I put it in the first cell and it returned a #NAME? error.  Not sure if Im doing it right...

----------


## Fotis1991

Did't you see the sample that uploaded for you?

----------


## scottdog129

I sure did.  Looks like it works in the small sample, but I tried cut/pasting the code into the first cell of the actual worksheet and it returned an error.  Do I need to make any adjustments to it before I paste it?

----------


## Fotis1991

...Change all the semi colons( :Wink: in my formula,  to comma(,)

----------


## scottdog129

Did that and received a Err:508 error.

*=IF(ISNA(INDEX(sheet2!$B$1:$B$25,MATCH(C1,sheet2!$C$1:$C$30,0))),"",INDEX(sheet2!$B$1:$B$25,MATCH(C1,sheet2!$C$1:$C$30,0)))*

----------


## Fotis1991

:Confused:  Really sorry... I want to help(Hope that you can see it), but works in my attachement and does not in your real workbook...

Just now, i am not able to advice you something more...

----------


## scottdog129

What if I sent the entire workbook?

----------


## Fotis1991

..If you think so....For me, it's ok.

I have no more time for tonight. I;ll see it tomorrow morning.

----------


## scottdog129

No worries.  I appreciate your help!  Here is the full workbook...

LSC_FOLDINV MC.zip

----------


## Fotis1991

Hi

Scott, take a look at the file. I think it's ok, now.

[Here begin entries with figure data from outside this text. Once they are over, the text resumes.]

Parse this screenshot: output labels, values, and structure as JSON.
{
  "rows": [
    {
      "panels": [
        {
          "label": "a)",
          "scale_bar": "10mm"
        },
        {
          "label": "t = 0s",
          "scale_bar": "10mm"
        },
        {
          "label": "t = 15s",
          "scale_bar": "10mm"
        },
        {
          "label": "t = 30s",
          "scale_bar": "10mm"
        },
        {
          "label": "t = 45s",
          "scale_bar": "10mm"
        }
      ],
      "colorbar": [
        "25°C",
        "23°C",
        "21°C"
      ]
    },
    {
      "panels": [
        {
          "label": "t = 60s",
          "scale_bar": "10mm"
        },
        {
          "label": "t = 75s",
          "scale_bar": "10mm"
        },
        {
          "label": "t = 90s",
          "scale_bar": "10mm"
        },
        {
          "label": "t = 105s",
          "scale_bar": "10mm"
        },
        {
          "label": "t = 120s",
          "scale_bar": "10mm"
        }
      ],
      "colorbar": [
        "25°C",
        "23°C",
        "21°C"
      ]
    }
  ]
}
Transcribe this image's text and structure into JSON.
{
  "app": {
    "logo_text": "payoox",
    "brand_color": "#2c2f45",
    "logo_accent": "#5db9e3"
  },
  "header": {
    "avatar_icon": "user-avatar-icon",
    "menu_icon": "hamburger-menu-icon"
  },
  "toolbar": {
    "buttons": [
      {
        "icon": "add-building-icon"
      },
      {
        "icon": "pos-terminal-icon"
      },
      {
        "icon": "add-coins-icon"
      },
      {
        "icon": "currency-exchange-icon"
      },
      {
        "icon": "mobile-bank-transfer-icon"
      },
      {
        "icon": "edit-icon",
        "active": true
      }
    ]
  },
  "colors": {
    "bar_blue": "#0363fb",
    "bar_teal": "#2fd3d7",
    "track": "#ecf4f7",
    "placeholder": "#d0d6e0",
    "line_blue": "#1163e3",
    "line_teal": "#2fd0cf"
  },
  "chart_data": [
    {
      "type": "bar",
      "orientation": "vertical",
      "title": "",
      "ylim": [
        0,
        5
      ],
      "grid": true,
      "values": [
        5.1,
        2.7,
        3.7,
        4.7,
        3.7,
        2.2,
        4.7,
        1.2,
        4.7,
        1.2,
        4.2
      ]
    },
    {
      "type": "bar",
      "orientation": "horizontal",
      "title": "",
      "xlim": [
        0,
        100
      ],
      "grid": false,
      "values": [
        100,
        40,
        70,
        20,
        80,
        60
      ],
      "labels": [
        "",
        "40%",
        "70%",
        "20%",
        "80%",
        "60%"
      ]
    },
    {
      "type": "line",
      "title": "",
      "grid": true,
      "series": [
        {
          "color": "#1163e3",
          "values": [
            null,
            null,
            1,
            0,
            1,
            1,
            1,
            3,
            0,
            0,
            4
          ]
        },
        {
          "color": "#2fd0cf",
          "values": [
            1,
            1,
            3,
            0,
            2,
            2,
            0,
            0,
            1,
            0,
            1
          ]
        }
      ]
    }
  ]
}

Hope that helps you. :Smilie: 


Edit: I "cut" some rows, because i couldn't post the file(was too big)

----------


## scottdog129

Looks great!!!  Only questions is how do you apply the formula to the entire column without having to drag down through 29,000 rows?

THANKS SO MUCH!!!

----------


## scottdog129

Nervermind.  I figured it out.  Thank you so much for all your help!  A true life saver!!   :Smilie:

----------